I’ve noticed that most musicians are either “chunkers” or “nibblers.” Chunkers have determined how much practice time they need to log today, and they do it all in one big chunk. Nibblers work better by getting their practice time in shorter installments throughout the day. Both are valid methods, and both have advantages and disadvantages. The important thing is that your practice style accords with your “practice personality.”
Let’s dive in a little deeper:
Chunkers like the feeling of accomplishment that comes with getting a big swath of practicing done. They would feel uneasy having practice time “hanging over their heads” the rest of the day—better to just do it. They may also “chunk” because of their particular life situation—perhaps their class or work schedule does not allow for “nibbling.” The primary issue that chunkers face is “vocal load”—in order to stay vocally healthy, they must insure that some non-vocal practice modalities are interspersed within their practice time (e.g. writing in translations, writing out lyrics for memorization purposes, playing melodies on the piano to solidify pitches, etc).

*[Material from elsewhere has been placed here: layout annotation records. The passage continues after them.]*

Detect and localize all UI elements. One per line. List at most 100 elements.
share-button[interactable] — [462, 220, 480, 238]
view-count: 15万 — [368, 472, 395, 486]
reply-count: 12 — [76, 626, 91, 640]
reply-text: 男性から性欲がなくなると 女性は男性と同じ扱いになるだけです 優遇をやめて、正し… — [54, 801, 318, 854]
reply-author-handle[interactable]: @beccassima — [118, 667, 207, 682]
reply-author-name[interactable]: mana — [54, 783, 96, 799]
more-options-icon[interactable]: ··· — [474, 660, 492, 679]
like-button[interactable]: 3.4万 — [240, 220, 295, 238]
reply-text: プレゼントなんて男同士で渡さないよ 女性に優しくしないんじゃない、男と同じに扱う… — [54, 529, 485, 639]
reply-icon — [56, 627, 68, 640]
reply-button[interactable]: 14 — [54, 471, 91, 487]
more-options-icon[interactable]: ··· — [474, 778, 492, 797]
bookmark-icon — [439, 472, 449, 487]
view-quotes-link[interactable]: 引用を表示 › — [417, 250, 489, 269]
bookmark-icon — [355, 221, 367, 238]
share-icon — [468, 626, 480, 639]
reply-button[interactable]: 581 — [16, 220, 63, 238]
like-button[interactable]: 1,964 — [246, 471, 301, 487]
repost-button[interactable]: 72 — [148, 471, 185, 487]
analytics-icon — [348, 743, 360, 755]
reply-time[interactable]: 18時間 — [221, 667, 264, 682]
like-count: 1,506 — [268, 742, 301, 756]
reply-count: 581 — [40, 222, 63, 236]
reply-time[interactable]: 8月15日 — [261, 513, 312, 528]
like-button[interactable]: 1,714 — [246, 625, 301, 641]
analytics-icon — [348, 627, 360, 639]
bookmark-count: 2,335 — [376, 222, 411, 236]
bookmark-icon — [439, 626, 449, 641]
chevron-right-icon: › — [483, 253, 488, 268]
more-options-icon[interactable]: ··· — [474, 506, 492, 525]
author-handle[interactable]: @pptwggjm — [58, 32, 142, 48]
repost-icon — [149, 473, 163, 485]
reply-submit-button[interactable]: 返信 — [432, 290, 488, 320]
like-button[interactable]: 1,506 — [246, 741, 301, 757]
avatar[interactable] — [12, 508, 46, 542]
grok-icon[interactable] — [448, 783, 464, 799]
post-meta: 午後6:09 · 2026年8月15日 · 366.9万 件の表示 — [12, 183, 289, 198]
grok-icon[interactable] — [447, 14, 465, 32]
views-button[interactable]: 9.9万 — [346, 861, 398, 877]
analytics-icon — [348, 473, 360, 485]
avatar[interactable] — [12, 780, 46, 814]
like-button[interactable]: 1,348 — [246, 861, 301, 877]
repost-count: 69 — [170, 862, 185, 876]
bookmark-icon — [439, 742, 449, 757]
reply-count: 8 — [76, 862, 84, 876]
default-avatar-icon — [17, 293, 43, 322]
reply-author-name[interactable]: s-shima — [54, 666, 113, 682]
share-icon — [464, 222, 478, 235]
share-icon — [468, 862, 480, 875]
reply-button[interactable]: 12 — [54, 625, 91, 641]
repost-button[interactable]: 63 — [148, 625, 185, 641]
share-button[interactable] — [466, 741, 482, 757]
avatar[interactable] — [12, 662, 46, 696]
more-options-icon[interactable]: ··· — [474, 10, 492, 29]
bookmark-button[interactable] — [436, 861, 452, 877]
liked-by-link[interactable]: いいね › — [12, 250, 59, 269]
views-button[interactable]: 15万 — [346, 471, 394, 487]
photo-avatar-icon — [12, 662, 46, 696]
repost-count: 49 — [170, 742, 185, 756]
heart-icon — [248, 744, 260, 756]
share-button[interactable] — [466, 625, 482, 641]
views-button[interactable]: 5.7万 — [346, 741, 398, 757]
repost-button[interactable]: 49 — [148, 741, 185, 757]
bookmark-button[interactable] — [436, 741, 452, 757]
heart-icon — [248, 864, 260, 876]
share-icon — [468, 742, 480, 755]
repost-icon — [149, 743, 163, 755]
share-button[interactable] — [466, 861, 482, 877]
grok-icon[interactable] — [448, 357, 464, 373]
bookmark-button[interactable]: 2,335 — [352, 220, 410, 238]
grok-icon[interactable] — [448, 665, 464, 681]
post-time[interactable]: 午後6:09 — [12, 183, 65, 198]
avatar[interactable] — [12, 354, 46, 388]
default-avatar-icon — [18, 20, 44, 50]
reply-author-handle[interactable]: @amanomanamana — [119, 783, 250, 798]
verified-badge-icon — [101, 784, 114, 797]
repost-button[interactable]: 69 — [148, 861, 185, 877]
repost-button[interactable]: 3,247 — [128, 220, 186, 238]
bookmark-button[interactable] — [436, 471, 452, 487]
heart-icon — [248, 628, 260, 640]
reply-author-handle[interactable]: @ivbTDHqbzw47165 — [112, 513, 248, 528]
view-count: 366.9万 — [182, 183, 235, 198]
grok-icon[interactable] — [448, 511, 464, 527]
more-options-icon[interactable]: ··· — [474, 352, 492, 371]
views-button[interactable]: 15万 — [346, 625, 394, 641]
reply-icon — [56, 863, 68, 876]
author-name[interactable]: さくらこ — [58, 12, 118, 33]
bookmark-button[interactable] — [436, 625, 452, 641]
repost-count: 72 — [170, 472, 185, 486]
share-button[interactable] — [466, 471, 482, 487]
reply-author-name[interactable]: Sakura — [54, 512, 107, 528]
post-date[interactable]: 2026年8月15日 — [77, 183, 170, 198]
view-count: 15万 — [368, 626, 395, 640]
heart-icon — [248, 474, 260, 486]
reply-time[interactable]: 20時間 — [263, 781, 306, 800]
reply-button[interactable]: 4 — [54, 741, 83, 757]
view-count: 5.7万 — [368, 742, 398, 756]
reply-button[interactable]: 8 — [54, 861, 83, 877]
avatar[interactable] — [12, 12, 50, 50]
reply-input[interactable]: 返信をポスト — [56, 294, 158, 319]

Nibblers feel overwhelmed / bored / less productive when “chunking.” They would much rather do four 20-minute practice sessions than one 80-minute session, for instance. They feel more alert, more productive, and more vocally fresh when they split up their practice. Their schedules have small gaps between classes or between lessons that they teach, but finding an 80-minute block of continuous time—are you kidding me? The pitfall for nibblers is that they must insure they get all of their practice time in. It’s not so hard to get that first 20-minute session in, but they must insure that they’ve planned the other sessions into their calendar, or else they will come up short from a quantity perspective.
For ALL practicers, I heartily recommend scheduling your practice into your calendar. Whether you’re a music student or a voice teacher or a freelancer, schedule your practice and honor that commitment just like you would honor a class time / meeting time / lunch date, etc. Students, I found great success with “accountability buddies” in college—I often had friends with similar schedules, and we would agree to go practice after a certain class or rehearsal let out. That sort of social aspect was very helpful. [In fact, one of my practice buddies became my wife!!]
Also: when it comes to practicing, both quantity and quality matter. So whichever practice personality you are, make sure that you’re getting quality practice, but enough of it! Students, talk to your teacher if you’re unsure what your quantity goal should be.
Alright, gotta sign off—time to practice!